Fortunately for these companies, people are not rational. In a world of perfectly informed rational actors, there is really no role for this kind of business. It's the various departures from rational behaviour that create the opportunity - and requirement - for knowledge firms to exist. And so, by understanding those departures, we can help knowledge firms to operate more effectively.
The list of departures from rationality is long. Here is the list I've been working from in some recent research:
- Hyperbolic discounting
- Loss aversion
- Habit-forming
- Framing
- Satisficing
- Peer defaults
- Heuristics
- Limited cognitive power
- Overconfidence
- Risk miscalculation
- Animal spirits
- Reciprocity
- Mental accounting
There are plenty of others, for example at Wikipedia. Depending on your model of the mind, many different items in these lists may originate from the same cause.

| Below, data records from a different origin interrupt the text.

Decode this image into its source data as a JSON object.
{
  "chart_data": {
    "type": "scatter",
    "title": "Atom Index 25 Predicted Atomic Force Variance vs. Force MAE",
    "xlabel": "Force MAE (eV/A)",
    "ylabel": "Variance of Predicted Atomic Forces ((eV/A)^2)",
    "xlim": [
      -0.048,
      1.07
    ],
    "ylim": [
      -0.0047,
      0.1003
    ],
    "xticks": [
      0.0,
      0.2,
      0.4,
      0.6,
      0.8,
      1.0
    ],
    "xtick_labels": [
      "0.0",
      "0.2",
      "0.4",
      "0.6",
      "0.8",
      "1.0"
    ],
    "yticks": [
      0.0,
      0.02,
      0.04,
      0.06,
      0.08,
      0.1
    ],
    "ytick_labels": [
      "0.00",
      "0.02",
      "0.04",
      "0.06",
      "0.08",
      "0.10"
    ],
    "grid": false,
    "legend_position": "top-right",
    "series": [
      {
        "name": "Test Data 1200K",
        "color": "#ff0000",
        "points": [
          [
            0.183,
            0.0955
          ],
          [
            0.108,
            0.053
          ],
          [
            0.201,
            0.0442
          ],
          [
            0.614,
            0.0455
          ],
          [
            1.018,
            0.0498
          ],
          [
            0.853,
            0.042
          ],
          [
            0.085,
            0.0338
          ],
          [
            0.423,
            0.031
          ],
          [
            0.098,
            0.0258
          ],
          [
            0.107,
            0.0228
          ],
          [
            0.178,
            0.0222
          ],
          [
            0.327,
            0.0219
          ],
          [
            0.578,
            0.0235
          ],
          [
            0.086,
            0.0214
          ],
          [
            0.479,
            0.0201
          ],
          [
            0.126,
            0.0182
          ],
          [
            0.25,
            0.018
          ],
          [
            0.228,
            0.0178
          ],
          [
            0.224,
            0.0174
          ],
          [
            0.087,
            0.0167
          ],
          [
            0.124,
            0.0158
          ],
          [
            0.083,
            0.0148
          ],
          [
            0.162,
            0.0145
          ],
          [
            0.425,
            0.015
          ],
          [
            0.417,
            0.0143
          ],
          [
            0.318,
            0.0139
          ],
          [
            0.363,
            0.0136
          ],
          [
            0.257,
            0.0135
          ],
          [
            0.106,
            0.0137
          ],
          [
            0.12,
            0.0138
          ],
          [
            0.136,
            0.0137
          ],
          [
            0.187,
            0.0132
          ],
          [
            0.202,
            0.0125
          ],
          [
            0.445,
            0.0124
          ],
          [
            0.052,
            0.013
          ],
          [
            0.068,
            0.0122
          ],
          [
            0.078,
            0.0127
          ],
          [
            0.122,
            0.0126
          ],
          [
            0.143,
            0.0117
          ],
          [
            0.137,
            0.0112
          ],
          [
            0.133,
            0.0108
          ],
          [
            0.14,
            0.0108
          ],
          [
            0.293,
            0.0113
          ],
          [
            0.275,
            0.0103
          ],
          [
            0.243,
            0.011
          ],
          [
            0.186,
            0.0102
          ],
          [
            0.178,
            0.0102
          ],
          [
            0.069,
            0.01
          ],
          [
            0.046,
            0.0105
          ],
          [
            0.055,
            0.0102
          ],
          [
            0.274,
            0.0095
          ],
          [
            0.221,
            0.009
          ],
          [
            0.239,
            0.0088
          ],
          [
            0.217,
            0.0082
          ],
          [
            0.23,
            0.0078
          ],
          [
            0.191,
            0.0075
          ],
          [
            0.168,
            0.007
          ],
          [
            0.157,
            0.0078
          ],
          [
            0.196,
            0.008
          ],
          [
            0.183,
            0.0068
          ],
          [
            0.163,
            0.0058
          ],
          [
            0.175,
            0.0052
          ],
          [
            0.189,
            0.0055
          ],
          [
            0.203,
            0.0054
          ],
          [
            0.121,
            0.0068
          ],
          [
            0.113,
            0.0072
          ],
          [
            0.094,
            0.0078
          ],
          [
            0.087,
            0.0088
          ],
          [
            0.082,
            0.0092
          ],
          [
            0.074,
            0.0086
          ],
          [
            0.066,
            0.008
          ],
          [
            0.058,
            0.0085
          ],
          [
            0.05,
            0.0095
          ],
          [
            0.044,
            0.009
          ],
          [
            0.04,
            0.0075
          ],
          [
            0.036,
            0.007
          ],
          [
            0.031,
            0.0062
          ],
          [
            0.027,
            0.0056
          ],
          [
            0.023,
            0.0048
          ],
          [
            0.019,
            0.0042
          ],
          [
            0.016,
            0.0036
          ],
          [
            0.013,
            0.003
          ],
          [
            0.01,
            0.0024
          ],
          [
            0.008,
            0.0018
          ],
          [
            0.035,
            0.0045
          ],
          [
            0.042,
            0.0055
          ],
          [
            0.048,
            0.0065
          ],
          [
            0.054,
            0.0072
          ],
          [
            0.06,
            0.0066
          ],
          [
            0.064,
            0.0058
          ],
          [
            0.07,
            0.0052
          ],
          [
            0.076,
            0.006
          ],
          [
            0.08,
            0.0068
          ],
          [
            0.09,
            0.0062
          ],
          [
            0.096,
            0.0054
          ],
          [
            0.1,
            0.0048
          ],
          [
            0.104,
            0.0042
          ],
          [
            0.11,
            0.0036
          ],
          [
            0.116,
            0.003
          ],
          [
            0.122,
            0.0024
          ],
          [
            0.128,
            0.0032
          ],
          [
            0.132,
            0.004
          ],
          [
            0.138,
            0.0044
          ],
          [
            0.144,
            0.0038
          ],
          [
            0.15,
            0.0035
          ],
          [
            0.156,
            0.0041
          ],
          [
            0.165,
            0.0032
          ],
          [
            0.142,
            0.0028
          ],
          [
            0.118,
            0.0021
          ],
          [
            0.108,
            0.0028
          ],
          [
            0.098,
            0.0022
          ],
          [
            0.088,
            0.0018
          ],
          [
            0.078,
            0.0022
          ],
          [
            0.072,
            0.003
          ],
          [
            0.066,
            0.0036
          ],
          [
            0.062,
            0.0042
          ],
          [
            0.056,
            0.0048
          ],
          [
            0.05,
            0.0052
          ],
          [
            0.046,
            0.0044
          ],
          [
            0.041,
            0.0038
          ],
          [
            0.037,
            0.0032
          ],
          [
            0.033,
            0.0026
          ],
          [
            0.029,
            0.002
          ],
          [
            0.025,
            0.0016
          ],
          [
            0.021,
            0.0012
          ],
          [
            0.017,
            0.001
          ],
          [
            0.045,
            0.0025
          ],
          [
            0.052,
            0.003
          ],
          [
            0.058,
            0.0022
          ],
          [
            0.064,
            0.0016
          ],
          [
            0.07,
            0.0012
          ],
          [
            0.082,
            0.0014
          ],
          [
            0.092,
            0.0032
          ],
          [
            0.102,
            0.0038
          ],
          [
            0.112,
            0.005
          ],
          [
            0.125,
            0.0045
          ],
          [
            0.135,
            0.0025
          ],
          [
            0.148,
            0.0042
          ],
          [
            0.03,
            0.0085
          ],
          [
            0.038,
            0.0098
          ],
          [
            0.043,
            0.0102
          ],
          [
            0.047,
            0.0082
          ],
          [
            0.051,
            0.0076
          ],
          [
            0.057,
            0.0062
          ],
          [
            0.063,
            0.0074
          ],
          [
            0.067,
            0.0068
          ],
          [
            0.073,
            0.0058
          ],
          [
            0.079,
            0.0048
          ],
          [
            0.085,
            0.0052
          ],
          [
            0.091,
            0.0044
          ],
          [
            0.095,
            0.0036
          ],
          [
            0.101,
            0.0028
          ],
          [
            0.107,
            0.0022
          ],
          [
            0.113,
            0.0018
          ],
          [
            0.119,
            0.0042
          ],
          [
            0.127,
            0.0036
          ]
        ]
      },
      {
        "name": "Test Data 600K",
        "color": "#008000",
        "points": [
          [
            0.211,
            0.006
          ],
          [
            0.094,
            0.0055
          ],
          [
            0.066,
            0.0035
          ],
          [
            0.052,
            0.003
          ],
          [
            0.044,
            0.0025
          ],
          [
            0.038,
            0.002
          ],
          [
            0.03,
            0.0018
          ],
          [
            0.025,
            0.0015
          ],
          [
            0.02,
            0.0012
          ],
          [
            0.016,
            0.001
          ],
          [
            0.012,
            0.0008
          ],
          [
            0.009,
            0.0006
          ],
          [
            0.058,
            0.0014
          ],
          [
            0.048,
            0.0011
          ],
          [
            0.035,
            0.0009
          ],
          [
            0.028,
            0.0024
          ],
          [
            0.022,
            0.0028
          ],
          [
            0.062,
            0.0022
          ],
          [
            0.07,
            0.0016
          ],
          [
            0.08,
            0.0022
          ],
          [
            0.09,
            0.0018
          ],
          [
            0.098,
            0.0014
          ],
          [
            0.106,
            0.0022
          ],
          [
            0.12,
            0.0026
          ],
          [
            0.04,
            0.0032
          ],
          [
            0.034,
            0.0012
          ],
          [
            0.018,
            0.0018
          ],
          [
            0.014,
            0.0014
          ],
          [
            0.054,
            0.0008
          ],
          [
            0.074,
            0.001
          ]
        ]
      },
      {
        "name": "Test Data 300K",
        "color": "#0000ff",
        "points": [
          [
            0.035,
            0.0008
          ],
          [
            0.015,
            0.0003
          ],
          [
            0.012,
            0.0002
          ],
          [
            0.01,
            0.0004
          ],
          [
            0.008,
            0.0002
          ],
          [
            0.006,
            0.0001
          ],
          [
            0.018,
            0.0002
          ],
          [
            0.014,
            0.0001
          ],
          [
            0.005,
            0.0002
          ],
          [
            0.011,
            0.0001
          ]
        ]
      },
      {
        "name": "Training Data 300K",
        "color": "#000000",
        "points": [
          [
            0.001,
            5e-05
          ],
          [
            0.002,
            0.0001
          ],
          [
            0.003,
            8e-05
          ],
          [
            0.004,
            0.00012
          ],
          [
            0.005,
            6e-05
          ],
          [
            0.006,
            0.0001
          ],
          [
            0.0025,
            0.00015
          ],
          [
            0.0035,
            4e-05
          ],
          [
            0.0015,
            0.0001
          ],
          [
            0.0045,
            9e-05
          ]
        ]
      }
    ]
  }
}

Just to take a couple of simple examples:
- Marketing firms take advantage of framing to create adverts. By creating subconscious associations between emotional goods (such as comfort or success) and products (such as fabric softener or cars) marketers influence people to buy products that they might not otherwise buy, or to pay a higher price for the same thing.
- Accounting firms allow people to use satisficing to make financial decisions. Instead of having to evaluate all possible risks and returns in a decision to invest or lend money, people can rely on an audit statement to decide that a decision is "good enough".
- Law firms can take advantage of the existence of heuristics. A law firm, when it creates a contract that governs the behaviour of two parties, restricts the likely behaviour of each one to a limited set of dimensions. Each party can operate as if the other will behave according to the contract, and avoid the time required to predict and evaluate every possible behaviour.